As with any child, new freedom is both a good and challenging thing. On the one hand, new freedom lets the child grow, move on to the next step in life. On the other hand, new freedom is many times extra work and frustrations for the parents of the child. This is a situation we're entering with Ian. He's had his wheelchair since August, but its use has mostly been restricted to school and our home. Since his maneuvering has improved so much in the past months, my husband and I decided it was time to introduce the wheelchair to more everyday life situations. Like Target...on a Saturday...in December.
So, with our eight month-old daughter perched in the cart basket and my sister-in-law in tow for extra adult support, my husband and I wheeled Ian into Target to pick up some essentials and finish our Christmas shopping list. Ian has been in our local Target store enough to know where the good stuff is, so as soon as we were inside the entrance and had our hands off him, he started for the back of the store -- where they keep the toys and electronics.

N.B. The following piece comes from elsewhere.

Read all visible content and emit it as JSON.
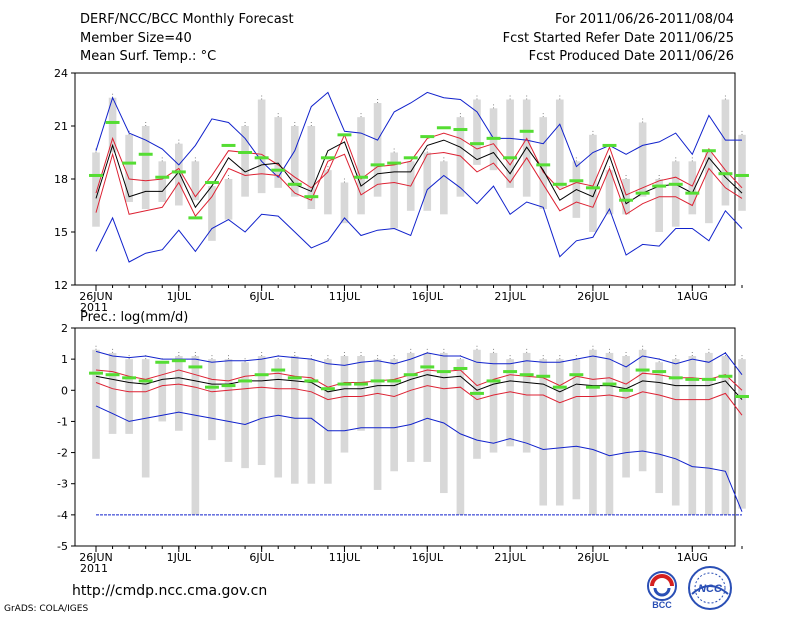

Once there, we found that it was very crowded, so we wanted to get out of there as soon as possible. Ian apparently had his heart set on seeing the wall of TVs, so he took off down the aisle in that direction, showing no concern for the people crossing back and forth in front of him. Most people are very surprised at the site of such a little boy in such a cute, little wheelchair, so they mostly smile and jump at the chance to get out of his way. Problem is, we're trying to teach him to be considerate with his wheelchair in public. When we stop him from going where he wants to go, he sometimes screams and puts up a fight, much like any other child would in that situation. Things are sometimes different for us with Ian, but many times they are the same as they are for anyone with a young child.
I look forward to the day when Ian can wheel beside me in a store or at the zoo, instead of me pushing him to keep him on track. I know the day will come. If anyone has been there or has any stories or tips, I'd love to hear them!